Studio album by Tim Minchin
- Released: 20 November 2020
- Length: 49:58
- Label: BMG

Tim Minchin chronology
| So Fucking Rock (2013) | Apart Together (2020) | Time Machine (2025) |

Singles from Apart Together
- "Leaving LA" Released: 13 March 2020; "I'll Take Lonely Tonight" Released: 18 June 2020; "Apart Together" Released: 13 August 2020; "Airport Piano" Released: 25 September 2020; "The Absence of You" Released: 30 October 2020;

= Apart Together (album) =

Apart Together is the debut studio album by Australian musician Tim Minchin. It was released on 20 November 2020.

== Background ==
Following his career in musical comedy, Minchin semi-retired from touring after his 2010/11 international arena tour Tim Minchin and the Heritage Orchestra and writing the music and lyrics for the Royal Shakespeare Company's award-winning Matilda the Musical to focus on other projects such as appearing in acting roles as Atticus Fetch in the US series Californication and Judas in the 2012/13 arena tour of Jesus Christ Superstar. At this time, Minchin moved with his family to Los Angeles to write and direct an animated movie for DreamWorks Animation called Larrikins, which was cancelled in March 2017 after four years of work. His second stage musical Groundhog Day had also closed after running for six months on Broadway.

After moving to back to Australia, Minchin revealed he was working on an album and visited Australia, New Zealand and the UK for the first time in eight years on the BACK: Old Songs, New Songs, Fuck You Songs tour in 2019/20.

In March 2020, it was revealed that Minchin signed a record deal with BMG and would release Apart Together, his debut studio album (after previously releasing numerous live albums of his musical comedy shows), on 20 November 2020. The album contains four songs played on the BACK tour; "If This Plane Goes Down", "Leaving LA", "I'll Take Lonely Tonight" and "Carry You", which was written for the TV series Upright that Minchin starred in, co-wrote, and co-directed.

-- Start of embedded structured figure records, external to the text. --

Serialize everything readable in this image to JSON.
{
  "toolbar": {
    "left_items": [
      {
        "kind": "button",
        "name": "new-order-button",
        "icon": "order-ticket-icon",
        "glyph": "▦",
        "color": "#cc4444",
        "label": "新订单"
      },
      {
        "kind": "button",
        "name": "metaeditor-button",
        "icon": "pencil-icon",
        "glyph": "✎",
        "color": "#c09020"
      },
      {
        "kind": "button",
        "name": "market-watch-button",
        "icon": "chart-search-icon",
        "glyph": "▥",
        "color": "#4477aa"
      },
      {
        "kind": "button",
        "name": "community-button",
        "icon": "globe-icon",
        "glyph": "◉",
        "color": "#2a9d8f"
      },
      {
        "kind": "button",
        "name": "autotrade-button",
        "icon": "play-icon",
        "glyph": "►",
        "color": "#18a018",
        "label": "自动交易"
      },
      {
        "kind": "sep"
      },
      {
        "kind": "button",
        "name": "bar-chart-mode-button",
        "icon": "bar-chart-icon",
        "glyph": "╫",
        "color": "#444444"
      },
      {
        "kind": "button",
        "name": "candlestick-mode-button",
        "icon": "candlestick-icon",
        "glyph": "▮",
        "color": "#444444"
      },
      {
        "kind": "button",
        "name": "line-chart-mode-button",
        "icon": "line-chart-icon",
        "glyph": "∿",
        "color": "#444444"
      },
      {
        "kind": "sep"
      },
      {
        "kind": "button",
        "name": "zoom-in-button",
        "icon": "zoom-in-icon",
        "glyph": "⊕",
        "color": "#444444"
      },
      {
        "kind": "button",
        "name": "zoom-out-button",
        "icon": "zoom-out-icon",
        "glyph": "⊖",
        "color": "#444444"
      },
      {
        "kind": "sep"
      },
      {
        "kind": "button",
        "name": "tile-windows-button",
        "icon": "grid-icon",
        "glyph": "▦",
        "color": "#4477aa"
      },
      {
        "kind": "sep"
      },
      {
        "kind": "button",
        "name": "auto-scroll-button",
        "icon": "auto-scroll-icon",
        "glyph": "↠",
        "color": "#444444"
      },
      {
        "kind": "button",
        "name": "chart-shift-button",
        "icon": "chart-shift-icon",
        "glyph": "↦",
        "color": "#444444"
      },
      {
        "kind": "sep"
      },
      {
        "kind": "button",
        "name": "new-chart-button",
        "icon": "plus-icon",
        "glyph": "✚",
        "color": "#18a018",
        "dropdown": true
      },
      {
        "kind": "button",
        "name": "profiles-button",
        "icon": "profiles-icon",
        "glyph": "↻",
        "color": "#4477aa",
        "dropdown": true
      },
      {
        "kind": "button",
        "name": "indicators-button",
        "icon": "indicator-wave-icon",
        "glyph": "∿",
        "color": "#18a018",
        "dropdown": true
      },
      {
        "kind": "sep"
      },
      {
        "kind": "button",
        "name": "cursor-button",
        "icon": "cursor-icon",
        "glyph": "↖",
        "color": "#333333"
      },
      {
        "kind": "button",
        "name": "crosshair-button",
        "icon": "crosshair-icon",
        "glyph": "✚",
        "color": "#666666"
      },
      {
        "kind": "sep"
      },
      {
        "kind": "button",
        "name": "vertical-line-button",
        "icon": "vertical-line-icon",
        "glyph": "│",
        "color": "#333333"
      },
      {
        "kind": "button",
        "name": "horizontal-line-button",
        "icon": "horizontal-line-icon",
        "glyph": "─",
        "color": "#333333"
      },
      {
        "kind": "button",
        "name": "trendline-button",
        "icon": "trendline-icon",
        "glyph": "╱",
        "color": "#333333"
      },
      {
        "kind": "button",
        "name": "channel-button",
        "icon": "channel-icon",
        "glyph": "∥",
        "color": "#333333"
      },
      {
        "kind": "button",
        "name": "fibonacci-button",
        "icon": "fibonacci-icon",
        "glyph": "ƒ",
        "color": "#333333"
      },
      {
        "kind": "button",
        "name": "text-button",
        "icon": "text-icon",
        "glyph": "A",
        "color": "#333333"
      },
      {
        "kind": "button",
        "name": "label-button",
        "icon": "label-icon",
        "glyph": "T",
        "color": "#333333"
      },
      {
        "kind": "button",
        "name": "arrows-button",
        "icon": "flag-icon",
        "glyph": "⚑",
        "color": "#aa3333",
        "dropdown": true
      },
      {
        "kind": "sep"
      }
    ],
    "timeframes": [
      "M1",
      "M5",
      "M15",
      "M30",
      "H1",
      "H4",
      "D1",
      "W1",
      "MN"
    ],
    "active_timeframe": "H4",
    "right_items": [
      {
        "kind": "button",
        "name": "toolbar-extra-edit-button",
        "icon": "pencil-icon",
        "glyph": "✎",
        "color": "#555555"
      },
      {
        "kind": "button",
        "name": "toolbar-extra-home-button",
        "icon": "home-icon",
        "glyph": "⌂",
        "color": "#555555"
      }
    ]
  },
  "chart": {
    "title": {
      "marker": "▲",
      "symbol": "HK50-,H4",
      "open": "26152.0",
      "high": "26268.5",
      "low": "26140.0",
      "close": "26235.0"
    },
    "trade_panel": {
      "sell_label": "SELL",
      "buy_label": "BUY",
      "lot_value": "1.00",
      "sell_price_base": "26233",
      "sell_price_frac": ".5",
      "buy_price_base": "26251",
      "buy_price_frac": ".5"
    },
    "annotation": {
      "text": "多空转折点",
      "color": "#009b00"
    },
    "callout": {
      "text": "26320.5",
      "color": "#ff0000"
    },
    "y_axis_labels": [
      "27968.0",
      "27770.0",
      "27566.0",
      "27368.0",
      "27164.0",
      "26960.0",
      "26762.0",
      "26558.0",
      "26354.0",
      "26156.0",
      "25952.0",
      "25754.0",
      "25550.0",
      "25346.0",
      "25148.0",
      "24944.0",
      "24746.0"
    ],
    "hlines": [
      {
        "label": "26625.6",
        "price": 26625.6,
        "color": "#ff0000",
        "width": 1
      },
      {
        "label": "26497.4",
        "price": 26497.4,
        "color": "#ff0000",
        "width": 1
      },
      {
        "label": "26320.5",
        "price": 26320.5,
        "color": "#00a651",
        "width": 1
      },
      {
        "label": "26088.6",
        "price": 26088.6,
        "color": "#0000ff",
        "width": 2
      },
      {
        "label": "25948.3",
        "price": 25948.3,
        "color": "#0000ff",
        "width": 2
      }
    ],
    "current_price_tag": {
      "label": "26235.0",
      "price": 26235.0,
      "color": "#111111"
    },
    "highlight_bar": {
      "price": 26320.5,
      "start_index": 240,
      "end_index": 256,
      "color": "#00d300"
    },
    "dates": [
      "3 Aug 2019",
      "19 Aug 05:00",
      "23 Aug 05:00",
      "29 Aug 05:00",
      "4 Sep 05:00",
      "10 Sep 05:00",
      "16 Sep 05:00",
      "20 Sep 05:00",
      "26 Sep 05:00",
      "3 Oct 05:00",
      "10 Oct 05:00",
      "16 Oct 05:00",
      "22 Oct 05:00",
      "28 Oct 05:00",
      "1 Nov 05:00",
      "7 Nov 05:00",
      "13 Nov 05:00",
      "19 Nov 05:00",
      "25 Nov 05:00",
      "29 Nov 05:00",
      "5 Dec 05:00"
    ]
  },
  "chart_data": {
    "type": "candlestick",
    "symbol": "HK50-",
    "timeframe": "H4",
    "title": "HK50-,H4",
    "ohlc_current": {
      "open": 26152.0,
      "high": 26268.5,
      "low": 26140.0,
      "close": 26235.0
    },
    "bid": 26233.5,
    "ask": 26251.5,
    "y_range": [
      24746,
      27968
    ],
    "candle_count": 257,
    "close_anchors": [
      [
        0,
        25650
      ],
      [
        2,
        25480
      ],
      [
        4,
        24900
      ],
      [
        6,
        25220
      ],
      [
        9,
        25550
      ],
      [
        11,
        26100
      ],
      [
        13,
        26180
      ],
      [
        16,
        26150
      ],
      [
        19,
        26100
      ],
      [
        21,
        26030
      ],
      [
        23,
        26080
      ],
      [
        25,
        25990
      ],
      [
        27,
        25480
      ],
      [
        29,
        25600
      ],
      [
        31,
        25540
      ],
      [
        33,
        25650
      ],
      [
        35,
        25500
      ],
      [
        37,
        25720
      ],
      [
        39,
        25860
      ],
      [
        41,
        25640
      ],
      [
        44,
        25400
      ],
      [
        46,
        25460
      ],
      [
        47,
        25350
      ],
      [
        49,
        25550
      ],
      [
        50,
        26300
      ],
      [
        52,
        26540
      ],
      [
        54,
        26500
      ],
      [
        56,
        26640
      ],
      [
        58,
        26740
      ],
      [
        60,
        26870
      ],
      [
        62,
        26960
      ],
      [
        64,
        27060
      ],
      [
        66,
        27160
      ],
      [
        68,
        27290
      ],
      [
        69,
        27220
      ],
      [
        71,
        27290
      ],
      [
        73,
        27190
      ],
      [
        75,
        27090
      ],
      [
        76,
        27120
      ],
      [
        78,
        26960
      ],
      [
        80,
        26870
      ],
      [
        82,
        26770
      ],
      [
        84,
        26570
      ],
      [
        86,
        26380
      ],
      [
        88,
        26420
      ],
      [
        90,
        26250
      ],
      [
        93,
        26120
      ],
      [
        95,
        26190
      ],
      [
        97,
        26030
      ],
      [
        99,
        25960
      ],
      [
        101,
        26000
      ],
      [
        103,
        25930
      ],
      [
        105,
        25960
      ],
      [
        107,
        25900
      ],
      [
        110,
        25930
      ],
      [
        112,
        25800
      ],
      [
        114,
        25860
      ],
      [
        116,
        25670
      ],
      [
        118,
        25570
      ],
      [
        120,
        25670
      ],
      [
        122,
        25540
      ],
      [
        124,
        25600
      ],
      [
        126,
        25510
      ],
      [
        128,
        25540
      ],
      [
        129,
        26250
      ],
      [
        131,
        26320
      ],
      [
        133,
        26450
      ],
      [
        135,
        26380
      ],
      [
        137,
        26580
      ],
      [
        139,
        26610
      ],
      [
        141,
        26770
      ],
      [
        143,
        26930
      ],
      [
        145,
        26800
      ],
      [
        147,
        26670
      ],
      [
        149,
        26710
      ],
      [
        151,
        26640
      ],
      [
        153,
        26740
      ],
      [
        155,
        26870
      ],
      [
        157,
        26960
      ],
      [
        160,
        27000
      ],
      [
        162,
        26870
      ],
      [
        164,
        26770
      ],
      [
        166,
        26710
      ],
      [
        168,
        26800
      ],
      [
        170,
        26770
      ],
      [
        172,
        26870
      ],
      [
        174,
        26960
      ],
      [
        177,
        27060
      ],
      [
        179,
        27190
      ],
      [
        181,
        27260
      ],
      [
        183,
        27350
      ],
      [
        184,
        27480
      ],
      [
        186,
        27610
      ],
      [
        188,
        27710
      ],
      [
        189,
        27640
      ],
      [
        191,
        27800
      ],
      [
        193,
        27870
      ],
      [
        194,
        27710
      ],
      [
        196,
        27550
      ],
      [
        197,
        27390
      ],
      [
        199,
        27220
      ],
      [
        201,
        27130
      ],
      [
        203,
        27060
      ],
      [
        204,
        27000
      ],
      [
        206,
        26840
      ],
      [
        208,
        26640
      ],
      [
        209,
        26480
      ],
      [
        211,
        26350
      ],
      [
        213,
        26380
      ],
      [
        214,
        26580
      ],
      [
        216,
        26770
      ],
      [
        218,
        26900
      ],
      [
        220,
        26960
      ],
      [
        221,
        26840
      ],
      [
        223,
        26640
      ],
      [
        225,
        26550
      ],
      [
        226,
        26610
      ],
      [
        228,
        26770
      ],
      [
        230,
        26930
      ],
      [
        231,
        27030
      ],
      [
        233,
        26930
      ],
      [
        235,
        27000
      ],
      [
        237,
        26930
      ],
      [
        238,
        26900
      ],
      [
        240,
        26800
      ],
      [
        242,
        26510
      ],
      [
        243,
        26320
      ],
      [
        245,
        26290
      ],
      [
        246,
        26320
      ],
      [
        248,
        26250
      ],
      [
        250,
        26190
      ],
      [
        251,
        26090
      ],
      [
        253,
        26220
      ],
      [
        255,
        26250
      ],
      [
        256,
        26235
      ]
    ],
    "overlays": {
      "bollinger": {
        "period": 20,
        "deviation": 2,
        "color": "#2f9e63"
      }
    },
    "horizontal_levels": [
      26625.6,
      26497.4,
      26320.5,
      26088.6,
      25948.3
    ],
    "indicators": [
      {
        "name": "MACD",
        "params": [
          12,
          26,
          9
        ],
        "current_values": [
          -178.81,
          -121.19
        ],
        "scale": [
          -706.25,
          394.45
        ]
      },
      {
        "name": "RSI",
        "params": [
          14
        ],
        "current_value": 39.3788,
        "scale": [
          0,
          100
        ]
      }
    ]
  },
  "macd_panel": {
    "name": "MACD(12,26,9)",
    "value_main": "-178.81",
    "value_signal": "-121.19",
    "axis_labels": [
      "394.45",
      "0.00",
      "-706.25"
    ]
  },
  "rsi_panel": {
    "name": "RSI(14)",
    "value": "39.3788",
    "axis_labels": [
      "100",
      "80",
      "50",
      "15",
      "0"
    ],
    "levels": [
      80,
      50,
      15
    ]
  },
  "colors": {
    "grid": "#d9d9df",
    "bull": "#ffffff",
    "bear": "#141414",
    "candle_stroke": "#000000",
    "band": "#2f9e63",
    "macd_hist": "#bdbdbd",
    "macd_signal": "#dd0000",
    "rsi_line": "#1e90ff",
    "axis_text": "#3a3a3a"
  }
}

On 13 March 2020, "Leaving LA" was released as a single with the animated music video by Tee Ken Ng using zoetropes. "I'll Take Lonely Tonight" was released on 18 June 2020, with "Apart Together" on 13 August 2020, and "Airport Piano" on 25 September 2020. The final single from the album, "The Absence of You", was released on 30 October 2020, alongside a one-shot music video.

== Track listing ==

Apart Together track listing
| No. | Title | Length |
|---|---|---|
| 1. | "Summer Romance" | 4:37 |
| 2. | "Apart Together" | 4:15 |
| 3. | "Airport Piano" | 3:53 |
| 4. | "The Absence of You" | 4:30 |
| 5. | "I Can't Save You" | 3:41 |
| 6. | "Talked Too Much, Stayed Too Long" | 4:48 |
| 7. | "Leaving LA" | 4:55 |
| 8. | "I'll Take Lonely Tonight" | 6:29 |
| 9. | "Beautiful Head" | 4:02 |
| 10. | "If This Plane Goes Down" | 5:11 |
| 11. | "Carry You" | 3:37 |
| Total length: |  | 49:58 |

==Charts==

Chart performance for Apart Together
| Chart (2020) | Peak position |
|---|---|
| Australian Albums (ARIA) | 3 |
| Scottish Albums (Official Charts) | 21 |
| UK Albums (Official Charts) | 27 |

== Live performances ==
On 19 November 2020, a pre-recorded concert of the album was released online worldwide for 48 hours during the COVID-19 pandemic. The concert was filmed at the Trackdown Studios in Sydney. This was again released on YouTube on 16 November 2023.

On 20 and 21 February 2021, Minchin performed the album with the West Australian Symphony Orchestra (conducted by Jessica Gethin) at the Kings Park and Botanic Garden, in Perth, Western Australia as part of the Perth Festival. The concert also ended with "When I Grow Up" (from Matilda) and "White Wine in the Sun" performed as encores.